Poor examples of infodumps are easy to find. They are common in novices’ writing, identifiable by the way they stop the story from advancing. Here’s an improvised example:
“We’re surrounded,” Tyler said. He was young giant, blonde haired and with outsized hands. He wore black jeans and wore a sleeveless shirt that might have been called a wife-beater on a man with a less cheery grin. The son of Appalachian coal miners, he spoke with a slow accent that many took for a slowness of mind until they heard his ideas.
“Better break out the guns,” Antoine replied. He was a small man, whose skin showed his Mexican ancestry. Wiry, he was quick with his feet and hands, and his tongue as well. He had met Tyler one night in the student pub, when his fast-talking had kept Tyler out of a fight with a woman’s jealous boy-friend.
This is a parody, but only barely. I have seen dozens of similar passages that interrupt the action to give background. They are the written equivalent of a stage actor who steps out of character to talk directly to the audience about their character.
However the usual correction is no better. Told to mix the background with the general narrative, many beginning writers come up with something like:
His white-skinned hand wiped his ash-blonde hair out of his sea-blue eyes.
This strategy slows the story just as much as my first example, but by overloading the sentence with adjectives. Yet another doomed strategy is go to painful length to have a viewpoint character see themselves in a mirror or a reflection. All these mis-steps are often caused by a writer wanting to have done with the necessary exposition as soon as possible. After reading Robinson’s comment, I have reserved “infodump” and “expository lump” for passages like them.

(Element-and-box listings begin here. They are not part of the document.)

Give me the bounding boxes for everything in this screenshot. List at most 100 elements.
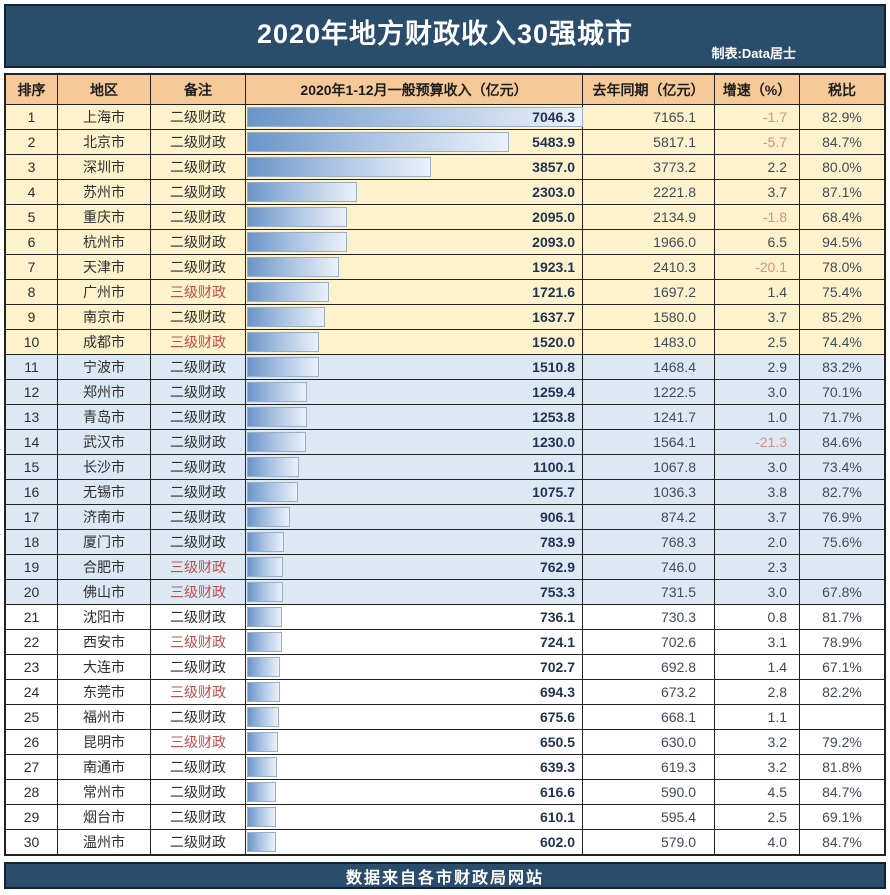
revenue-bar	[247, 257, 339, 277]
revenue-bar	[247, 557, 284, 577]
revenue-bar	[247, 457, 300, 477]
rank-cell: 19	[6, 555, 57, 579]
lastyear-cell: 1222.5	[583, 380, 714, 404]
revenue-value: 1923.1	[532, 259, 575, 275]
revenue-value: 2093.0	[532, 234, 575, 250]
revenue-bar	[247, 482, 299, 502]
note-cell: 二级财政	[151, 505, 245, 529]
rank-cell: 16	[6, 480, 57, 504]
revenue-bar	[247, 507, 291, 527]
tax-cell	[800, 705, 884, 729]
table-row: 26 昆明市 三级财政 650.5 630.0 3.2 79.2%	[6, 730, 884, 754]
growth-cell: 3.2	[715, 730, 799, 754]
table-row: 4 苏州市 二级财政 2303.0 2221.8 3.7 87.1%	[6, 180, 884, 204]
revenue-cell: 2095.0	[246, 205, 582, 229]
note-cell: 二级财政	[151, 430, 245, 454]
revenue-bar	[247, 582, 283, 602]
growth-cell: 3.7	[715, 180, 799, 204]
city-cell: 天津市	[58, 255, 150, 279]
table-row: 18 厦门市 二级财政 783.9 768.3 2.0 75.6%	[6, 530, 884, 554]
table-row: 14 武汉市 二级财政 1230.0 1564.1 -21.3 84.6%	[6, 430, 884, 454]
city-cell: 杭州市	[58, 230, 150, 254]
table-row: 22 西安市 三级财政 724.1 702.6 3.1 78.9%	[6, 630, 884, 654]
revenue-cell: 7046.3	[246, 105, 583, 129]
city-cell: 深圳市	[58, 155, 150, 179]
page-title: 2020年地方财政收入30强城市	[256, 18, 634, 49]
revenue-bar	[247, 132, 509, 152]
table-row: 2 北京市 二级财政 5483.9 5817.1 -5.7 84.7%	[6, 130, 884, 154]
table-row: 13 青岛市 二级财政 1253.8 1241.7 1.0 71.7%	[6, 405, 884, 429]
revenue-value: 762.9	[539, 559, 575, 575]
city-cell: 武汉市	[58, 430, 150, 454]
tax-cell: 79.2%	[800, 730, 884, 754]
tax-cell: 84.7%	[800, 830, 884, 854]
rank-cell: 8	[6, 280, 57, 304]
growth-cell: -1.8	[715, 205, 799, 229]
note-cell: 二级财政	[151, 255, 245, 279]
table-body: 1 上海市 二级财政 7046.3 7165.1 -1.7 82.9% 2 北京…	[6, 105, 884, 854]
lastyear-cell: 768.3	[583, 530, 714, 554]
growth-cell: 3.0	[715, 455, 799, 479]
note-cell: 二级财政	[151, 705, 245, 729]
table-row: 23 大连市 二级财政 702.7 692.8 1.4 67.1%	[6, 655, 884, 679]
note-cell: 三级财政	[151, 330, 245, 354]
tax-cell: 75.6%	[800, 530, 884, 554]
note-cell: 二级财政	[151, 105, 245, 129]
revenue-value: 1075.7	[532, 484, 575, 500]
revenue-cell: 610.1	[246, 805, 582, 829]
growth-cell: 3.0	[715, 580, 799, 604]
footer-text: 数据来自各市财政局网站	[345, 869, 544, 887]
revenue-bar	[247, 107, 583, 127]
revenue-cell: 650.5	[246, 730, 582, 754]
tax-cell: 81.7%	[800, 605, 884, 629]
revenue-value: 610.1	[539, 809, 575, 825]
note-cell: 二级财政	[151, 455, 245, 479]
lastyear-cell: 702.6	[583, 630, 714, 654]
lastyear-cell: 2410.3	[583, 255, 714, 279]
rank-cell: 22	[6, 630, 57, 654]
city-cell: 上海市	[58, 105, 150, 129]
credit-label: 制表:Data居士	[711, 46, 796, 61]
tax-cell: 73.4%	[800, 455, 884, 479]
revenue-bar	[247, 357, 320, 377]
revenue-cell: 1100.1	[246, 455, 582, 479]
table-row: 12 郑州市 二级财政 1259.4 1222.5 3.0 70.1%	[6, 380, 884, 404]
table-row: 7 天津市 二级财政 1923.1 2410.3 -20.1 78.0%	[6, 255, 884, 279]
growth-cell: 3.2	[715, 755, 799, 779]
note-cell: 二级财政	[151, 830, 245, 854]
city-cell: 昆明市	[58, 730, 150, 754]
note-cell: 二级财政	[151, 655, 245, 679]
revenue-value: 5483.9	[532, 134, 575, 150]
lastyear-cell: 1067.8	[583, 455, 714, 479]
lastyear-cell: 2134.9	[583, 205, 714, 229]
city-cell: 福州市	[58, 705, 150, 729]
tax-cell: 67.1%	[800, 655, 884, 679]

So how do you fit necessary description or background into a story? One technique is to start each chapter with an excerpt from a fictional document, as John Brunner did in his classic, “The Sheep Look Up.” Removed from the action, such excerpts become more acceptable, especially when kept short. Similar excerpts can be added within the narrative itself as a character reads or hears them. In The Lord of the Rings, Tolkien frequently uses poems in this way, offering only snippets in moments of actions, such as the poetry that Theoden quotes before the Riders of Rohan break the siege of Minas Tirith, and long ones only in scenes where nothing much is happening, such as a quiet night in Rivendell.
However, the easiest way to weave information into a narrative is to take advantage of your viewpoint character. If a character has a background that includes the information you need to convey, all you need to do is put them in a position in which they would naturally think of it. For example:
Gareth leaped for the door, but he was too late. The door clicked shut, and he was trapped in precisely the part of the castle he had been warned not to go. In his childhood, he had heard stories of headless and hungry ghosts who haunted this wing, and now he looked around, half-expecting to see them.
In this passage, instead of halting the narrative, the background information is also used to give the character’s reaction to the setting, and add some tension. You could even make the information part of the character’s thoughts:
Gareth leaped for the door, but it had already clicked shut. Trapped, he thought, and in precisely the part of the castle I have been warned against. I wonder if the headless and hungry ghosts I heard about as a child are still around?
Or if you wanted to describe the character a bit:
Gareth had always prided himself on his speed, but his leap for the door was too late.
You might be able, too, to combine both the descriptive detail and reaction, although probably that would be too busy. Often, dialogue can convey information:
“I leaped, but the door had already clicked shut,” Gareth said.
“What do you do?” Linette said.
“Tried not to think of headless and hungry ghosts,” Gareth said ruefully. “Remember those tales we were told as children? I remember all of them.”
Any of these strategies would work, depending on what you want to do. Still, as a general rule, if a passage has more than one purpose, the chances are that it will convey information without any slowing of the story.
When integrated, background needn’t slow down the narrative at all. At times, as in Tolkien’s descriptions of Rivendell or Lothlorien, the description can even become an attraction in its own right. The next time you see background added to a story, don’t rush to condemn it. Rather, ask how well it integrates with the narrative. The question is not whether anyone can avoid such elements, but how well they serve your story.